Partner: Staat

Die neue Familienministerin Manuela Schwesig (SPD) will die Extremismusklausel ihrer Vorgängerin Kristina Schröder (CDU) abschaffen. Das ist allerdings kein Sieg der Zivilgesellschaft, sondern Zeugnis ihrer Niederlage – gerade in Sachsen.

Die Amadeu-Antonio-Stiftung jubiliert schon: Dank dieses “Meilensteins” (!) der Großen Koalition “können zivilgesellschaftliche Initiativen und Staat zu einer partnerschaftlichen Zusammenarbeit zurückkehren”, heißt es in einer Pressemitteilung. Die Staatstreue, die mittels Extremismusklausel erzwungen werden sollte, bietet die heutige Zivilgesellschaft künftig zum Nulltarif an.

Auch das Kulturbüro Sachsen lobt, “dass die Forderungen der Zivilgesellschaft nach einer langfristigen Sicherung der Programme gegen Rechts auf der Agenda der neuen Bundesregierung angekommen sind.” Es muss sich um ein Missverständnis handeln. Denn als Indiz verweist das Kulturbüro zwar auf einen Passus im Koalitionsvertrag. Dort ist aber nirgends von Programmen gegen Rechts, sondern immerzu von einem gemeinsamen “Einsatz für Demokratie und gegen Extremismus” die Rede – natürlich im Interesse “unserer freiheitlich-demokratischen Grundordnung”.

Im Geist der Klausel

Dass Initiativen wie das Kulturbüro Sachsen den Tenor der Extremismusklausel selbstbewusst übernehmen, führt vor, warum sie obsolet geworden ist: Sie hat sich restlos durchgesetzt. Denn wer sich zur freiheitlich-demokratischen Grundordnung bekennt, wie sie nicht einmal im Grundgesetz, sondern im Programm einer Regierung aufgeschrieben steht, muss sich mangelnde Staatstreue nicht mehr nachsagen lassen. Das gilt nicht nur für das Kulturbüro selbst, sondern auch die von ihm betriebenen Mobilen Beratungsteams.

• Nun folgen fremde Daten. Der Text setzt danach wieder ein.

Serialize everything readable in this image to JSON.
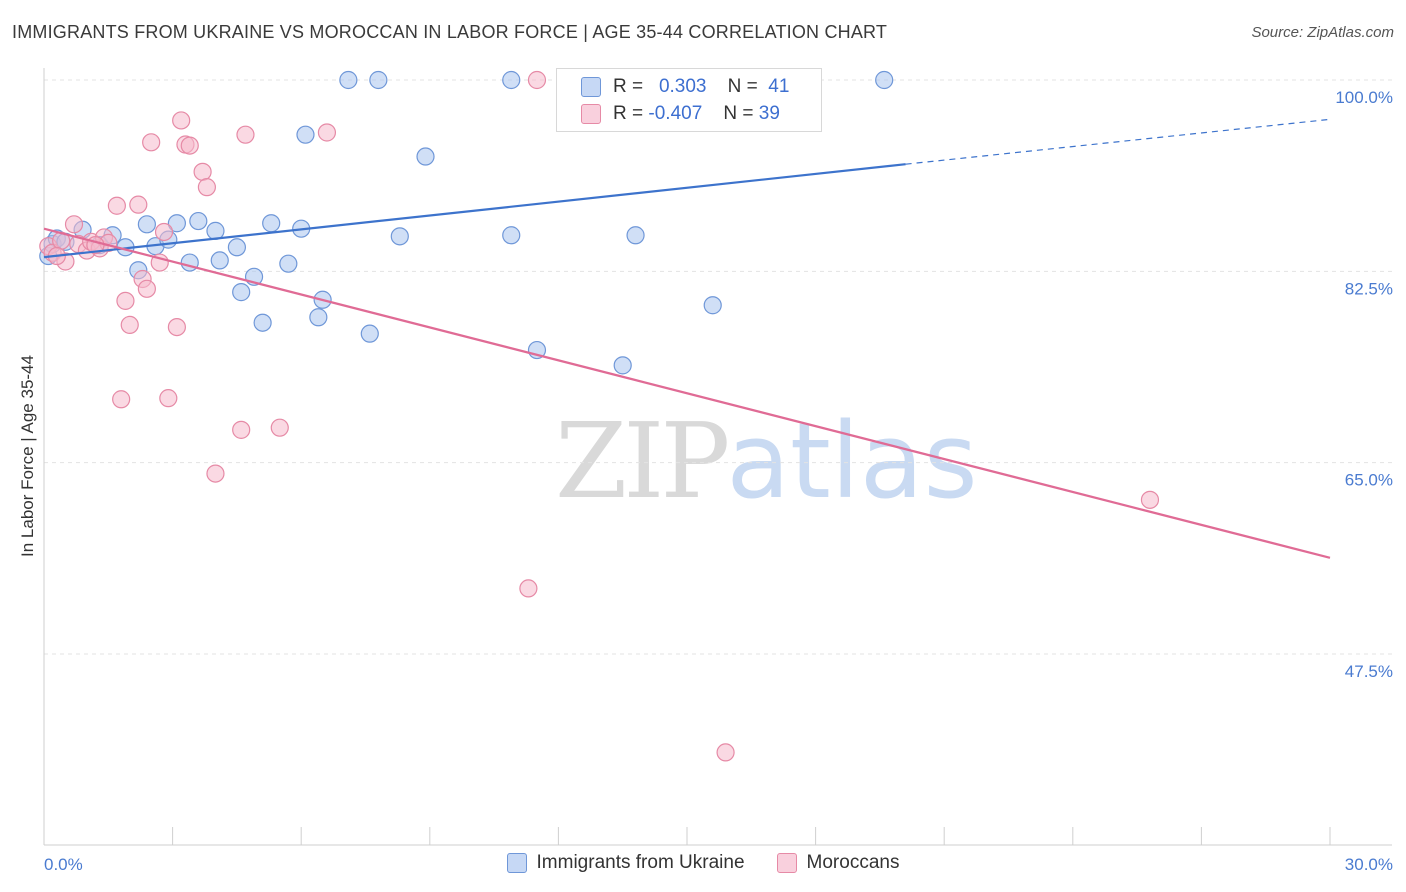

Die MBTs sind neben der Opferberatung der RAA Sachsen eine zentrale Beratungsstruktur gegen die extreme Rechte im Freistaat, von der vor allem die Opfer rechter Gewalt profitieren sollen. Zu den Qualitätsstandards der fraglos wertvollen Beratungsarbeit gehört die unbedingte Parteilichkeit zugunsten der Opfer. Das Statement des Kulturbüros unterstreicht jedoch, dass diese Loyalität künftig geteilt sein wird. Sie gilt nämlich zugleich denen, die seit je die Zahl der Opfer rechter Gewalt systematisch herunterrechnen, die das Problem – Nazis – nach wie vor und trotz NSU nicht beim Namen nennen und keine Kritik am institutionellen Rassismus hören wollen.

Zusammenarbeit mit dem “Verfassungsschutz”

Nun lädt das Kulturbüro zwar im Februar zu einer Tagung zum Thema “Institutioneller Rassismus in Sachsen” ein. Es ist allerdings ein zweifelhafter Spagat, wie auch im Falle einer Kulturbüro-Tagung im vergangenen Jahr zur Kritik des Verfassungsschutzes. Denn gegen die bessere Einsicht hatte das Kulturbüro schon im Jahr 2011 ReferentInnen ausgerechnet zu einer Veranstaltungsreihe des Landesamtes für Verfassungsschutz (LfV) geschickt.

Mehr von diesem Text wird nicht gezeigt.